您首先通过在开始下一个循环之前等待for url in data_set: 循环中的每个线程完成，然后使用锁来一次只让fetch_url 函数的一个实例运行，从而击败了多线程。您已经导入了ThreadPool，它是完成这项工作的合理工具。这是你如何使用它

import threading
from multiprocessing.pool import ThreadPool
from selenium import webdriver
from selenium.webdriver.phantomjs.service import Service
from selenium.webdriver.common.desired_capabilities import DesiredCapabilities
from selenium.webdriver.remote.webdriver import WebDriver as RemoteWebDriver
import csv

def fetch_url(url):
    driver = webdriver.PhantomJS()
    driver.get(url)
    html = driver.page_source
    print(html)
    print("'%s\' fetched in %ss" % (url[0], (time.time() - start)))

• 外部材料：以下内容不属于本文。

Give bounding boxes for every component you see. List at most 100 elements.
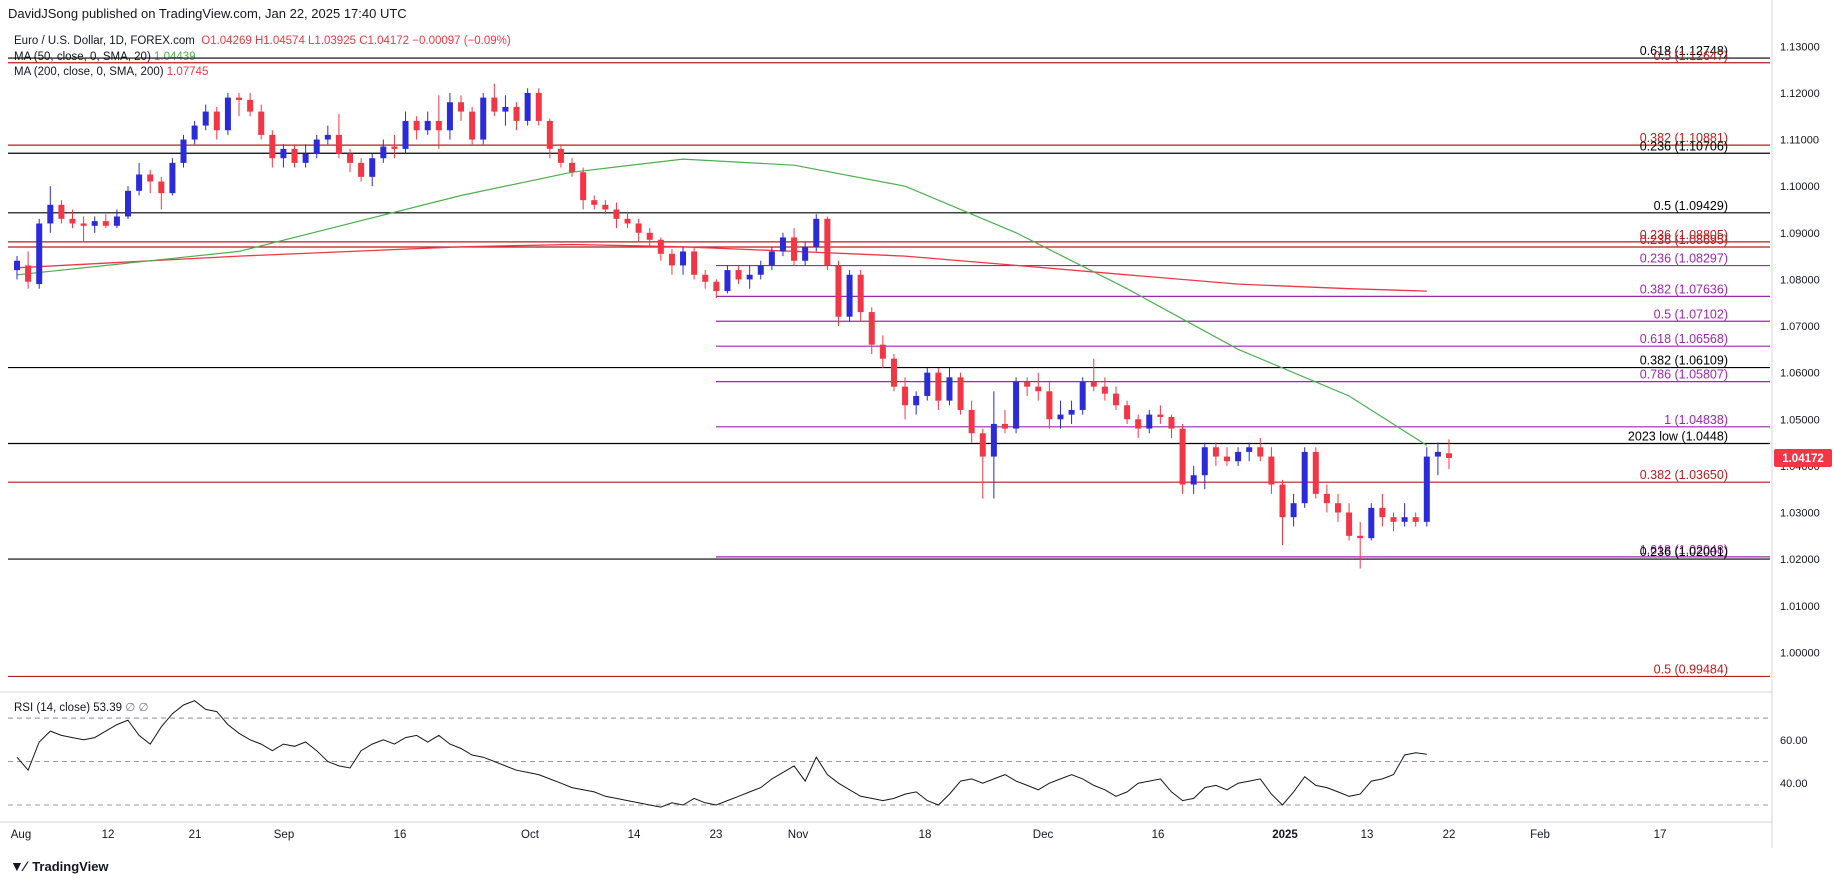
candle-body [469,111,476,140]
candle-body [902,386,909,406]
candle-body [979,433,986,457]
candle-body [446,102,453,131]
rsi-tick-label: 40.00 [1780,778,1808,790]
y-tick-label: 1.07000 [1780,321,1820,333]
x-tick-label: Feb [1530,829,1550,841]
candle-body [25,265,32,282]
candle-body [580,172,587,201]
rsi-extra: ∅ ∅ [125,702,149,714]
candle-body [1279,484,1286,518]
candle-body [1412,517,1419,522]
candle-body [591,200,598,205]
candle-body [36,223,43,285]
candle-body [347,153,354,163]
ma50-label: MA (50, close, 0, SMA, 20) [14,50,151,63]
candle-body [802,246,809,261]
level-label: 0.5 (1.07102) [1654,307,1728,321]
candle-body [1390,517,1397,522]
candle-body [1434,451,1441,457]
candle-body [1101,386,1108,394]
candle-body [724,270,731,292]
candle-body [824,218,831,266]
last-price-tag [1774,448,1832,467]
x-tick-label: Dec [1033,829,1054,841]
x-tick-label: Nov [788,829,809,841]
candle-body [80,223,87,226]
candle-body [1168,416,1175,429]
candle-body [502,106,509,112]
candle-body [702,274,709,282]
candle-body [269,134,276,159]
y-tick-label: 1.00000 [1780,647,1820,659]
candle-body [1046,391,1053,420]
candle-body [102,221,109,226]
candle-body [358,162,365,177]
candle-body [324,134,331,140]
x-tick-label: 18 [919,829,932,841]
x-tick-label: 2025 [1272,829,1298,841]
candle-body [713,281,720,292]
candle-body [879,344,886,359]
x-tick-label: Oct [521,829,540,841]
candle-body [1013,381,1020,429]
candle-body [968,409,975,434]
y-tick-label: 1.02000 [1780,554,1820,566]
level-label: 0.618 (1.06568) [1640,332,1728,346]
candle-body [335,134,342,154]
candle-body [224,97,231,131]
x-tick-label: Sep [274,829,294,841]
candle-body [557,148,564,163]
candle-body [402,120,409,149]
candle-body [946,377,953,401]
candle-body [1079,381,1086,410]
candle-body [746,274,753,280]
candle-body [546,120,553,149]
x-tick-label: 13 [1361,829,1374,841]
candle-body [413,120,420,131]
candle-body [458,102,465,112]
candle-body [868,312,875,345]
candle-body [1157,414,1164,417]
candle-body [1334,503,1341,513]
candle-body [657,239,664,254]
level-label: 0.786 (1.05807) [1640,368,1728,382]
ma200-label: MA (200, close, 0, SMA, 200) [14,66,164,78]
candle-body [169,162,176,194]
level-label: 1 (1.04838) [1664,413,1728,427]
candle-body [1357,535,1364,539]
level-label: 0.236 (1.02001) [1640,545,1728,559]
rsi-legend: RSI (14, close) 53.39 ∅ ∅ [14,700,148,714]
ma200-value: 1.07745 [166,66,209,78]
candle-body [1346,512,1353,536]
last-price-label: 1.04172 [1782,453,1824,465]
candle-body [1190,475,1197,485]
rsi-tick-label: 60.00 [1780,735,1808,747]
candle-body [380,146,387,159]
y-tick-label: 1.11000 [1780,135,1819,147]
candle-body [47,204,54,224]
y-tick-label: 1.01000 [1780,601,1820,613]
candle-body [191,125,198,140]
candle-body [957,377,964,410]
candle-body [480,97,487,140]
candle-body [646,232,653,240]
candle-body [613,209,620,219]
ma50-line [16,158,1428,446]
candle-body [202,111,209,126]
candle-body [624,218,631,224]
brand-label: TradingView [32,858,109,874]
candle-body [846,274,853,317]
candle-body [1001,423,1008,429]
x-tick-label: 22 [1443,829,1456,841]
level-label: 0.382 (1.10881) [1640,131,1728,145]
candle-body [1401,517,1408,522]
candle-body [890,358,897,387]
y-tick-label: 1.05000 [1780,414,1820,426]
x-tick-label: 23 [710,829,723,841]
candle-body [1235,451,1242,462]
level-label: 0.382 (1.07636) [1640,282,1728,296]
candle-body [691,251,698,275]
candle-body [1368,507,1375,539]
candle-body [1223,456,1230,462]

def thread_task(lock,data_set):
    lock.acquire()
    fetch_url(url)
    lock.release()

if __name__ == "__main__":
    start = time.time()
    with open('file.csv', 'r') as csvfile:
        dataset = list(csv.reader(csvfile, delimiter=' ', quotechar='|'))

    # guess a thread pool size which is a tradeoff of number of cpu cores,
    # expected wait time for i/o and memory size.

    with ThreadPool(20) as pool:
        pool.map(fetch_url, dataset, chunksize=1)

    print("Elapsed Time: %s" % (time.time() - start))

【讨论】：

嗨Tdelaney，谢谢你的帮助和建议，我会试试这段代码，也请你帮我理解一下，ThreadPool(20)它实际上会做什么，假设我有一个数据集在 1000 个 url 中，它将根据数据集创建多少个线程。
它创建了 20 个线程，chunksize 告诉它在完成前一个线程时一次将一个 URL 传递给每个工作者。抓取工具花费大量时间等待网站响应，因此如果实际抓取速度很快，您可以拥有比可用 CPU 内核更多（等待）的工作人员。制作一个动态调整负载的系统更复杂 - 线程池是一种快速而肮脏的方式来完成它。
所以这意味着 20 个 url 将分配给 20 个线程，一旦再次完成，它将分配下一个 20 等等..？
大多数情况下... 1 个 url 将分配给 20 个线程中的每一个，因此 20 个将在进行中。当每个线程完成时，它会抓取下一个 url，因此所有 20 个线程将始终工作。以 20 个为一组进行操作会很糟糕，因为空闲线程必须等待最慢的线程完成。
感谢您的澄清，我现在已经理解了，那么最好的做法是什么，请建议我，因为现在我正在运行您提供的脚本，我发现它更快现在与我之前运行的脚本进行比较。